The woes of companies in the financial services sector may elicit little sympathy in today’s world, but it’s difficult not to feel a twinge for managers at Migdal, the multinational Israeli insurance and finance firm.
The plethora of governance, risk and compliance (GRC) regulations in the different jurisdictions where Migdal operates meant that at one point it had to comply with more than 50 different edicts. These included many at international level, such as the Basel Accords and ISO standards, others applying regionally, such as the EU’s Markets in Financial Instruments Directive (MiFID), and still more individual national rules.
More than 200 personnel were devoted to compliance. This not only imposed a large cost, but it also irritated managers in the core business departments, who felt they were being asked to spend too much time providing compliance staff with information.
The solution for Migdal, recommended by PricewaterhouseCoopers, was GRC software that would automate much of the process. There are numerous such tools on the market – more than 40, according to Mosaic Security Research – and their approach varies widely. They cover audit, risk management, compliance and policy management as well as one of the keys for companies operating across national boundaries: regulatory change management.
Regulatory requirements may be a blessing as well as a burden, as they force companies to address governance, risk and compliance issues, and improve their information security
Ideally, any such system will take in information on new regulations from content providers, automatically recognise which of the business’s GRC policies are affected, and dispatch updates to managers responsible for the processes involved.
It may not always be easy to justify such an investment. As with compliance in any field of the enterprise, GRC systems can be seen as merely an expense, albeit one offset by a reduction – though never a total elimination – in staffing requirements.
However, the attention demanded by GRC will only grow. That is especially true as newer applications and technologies, such as e-commerce and the cloud, further complicate the data flows between the business and the outside world, making transnational connections commonplace, and as governments move to regulate these in further detail.
Regulatory requirements may be a blessing as well as a burden, as they force companies to address GRC issues and improve their information security. Indeed, though the return on investment may be portrayed by doubters as nothing – GRC systems will not add a penny to revenue, after all – the return is also everything, because GRC is fundamental to the life of the business.
CASE STUDY
Hacking headache
The perils of lax information security for international businesses were well illustrated by the 2011 hacking of Sony’s PlayStation Network. Details of nearly 80 million PlayStation gamers’ accounts, including personal information, were stolen when intruders gained access to Sony’s systems, forcing the company to turn off the network for about three weeks.

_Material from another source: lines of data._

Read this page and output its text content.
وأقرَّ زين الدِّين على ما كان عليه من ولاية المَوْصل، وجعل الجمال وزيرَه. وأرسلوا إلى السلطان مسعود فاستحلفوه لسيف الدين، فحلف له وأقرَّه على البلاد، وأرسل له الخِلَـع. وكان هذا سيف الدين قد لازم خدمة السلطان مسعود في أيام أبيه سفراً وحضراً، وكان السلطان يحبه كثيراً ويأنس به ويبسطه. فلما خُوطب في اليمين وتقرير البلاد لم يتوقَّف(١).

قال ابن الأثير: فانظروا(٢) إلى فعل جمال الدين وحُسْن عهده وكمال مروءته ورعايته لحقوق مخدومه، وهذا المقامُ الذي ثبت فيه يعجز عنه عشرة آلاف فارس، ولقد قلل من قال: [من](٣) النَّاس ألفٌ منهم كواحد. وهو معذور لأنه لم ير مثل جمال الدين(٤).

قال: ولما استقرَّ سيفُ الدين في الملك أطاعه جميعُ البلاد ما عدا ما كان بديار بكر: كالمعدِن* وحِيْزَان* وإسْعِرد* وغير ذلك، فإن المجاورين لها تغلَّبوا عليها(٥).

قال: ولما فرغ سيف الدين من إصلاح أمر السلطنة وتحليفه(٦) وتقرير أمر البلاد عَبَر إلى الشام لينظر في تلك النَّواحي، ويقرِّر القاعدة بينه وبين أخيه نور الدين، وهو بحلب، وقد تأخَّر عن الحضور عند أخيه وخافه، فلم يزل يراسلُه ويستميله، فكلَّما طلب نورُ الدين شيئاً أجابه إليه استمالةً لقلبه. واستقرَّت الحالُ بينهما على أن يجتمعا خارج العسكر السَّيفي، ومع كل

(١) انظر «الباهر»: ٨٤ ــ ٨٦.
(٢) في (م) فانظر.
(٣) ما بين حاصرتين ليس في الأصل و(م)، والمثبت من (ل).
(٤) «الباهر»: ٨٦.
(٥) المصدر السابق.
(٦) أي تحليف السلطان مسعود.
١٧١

The lessons learnt were, in part, about crisis management. For example, Sony was criticised for not admitting the scale of the data theft soon enough. However, the company also earned the disapproval of authorities in several jurisdictions, illustrating how the repercussions of an information security snafu in an international business can go far beyond the actual breach.
The Information Commissioner investigated in Britain, while in Canada the Privacy Commissioner did the same; in the United States, Sony was summoned to a congressional hearing. Law suits against several of Sony’s country-specific operations underlined that businesses can also be vulnerable in the courts of more than one country when things go wrong.
Whether better governance, risk and compliance (GRC) practices or systems would have saved Sony its discomfiture is debatable. No system that connects to the outside world, as the PlayStation Network necessarily had to, can be totally secure. But the company’s experience stands as a reminder that information security regulations are not just abstractions to be endured – infringing them can have real consequences.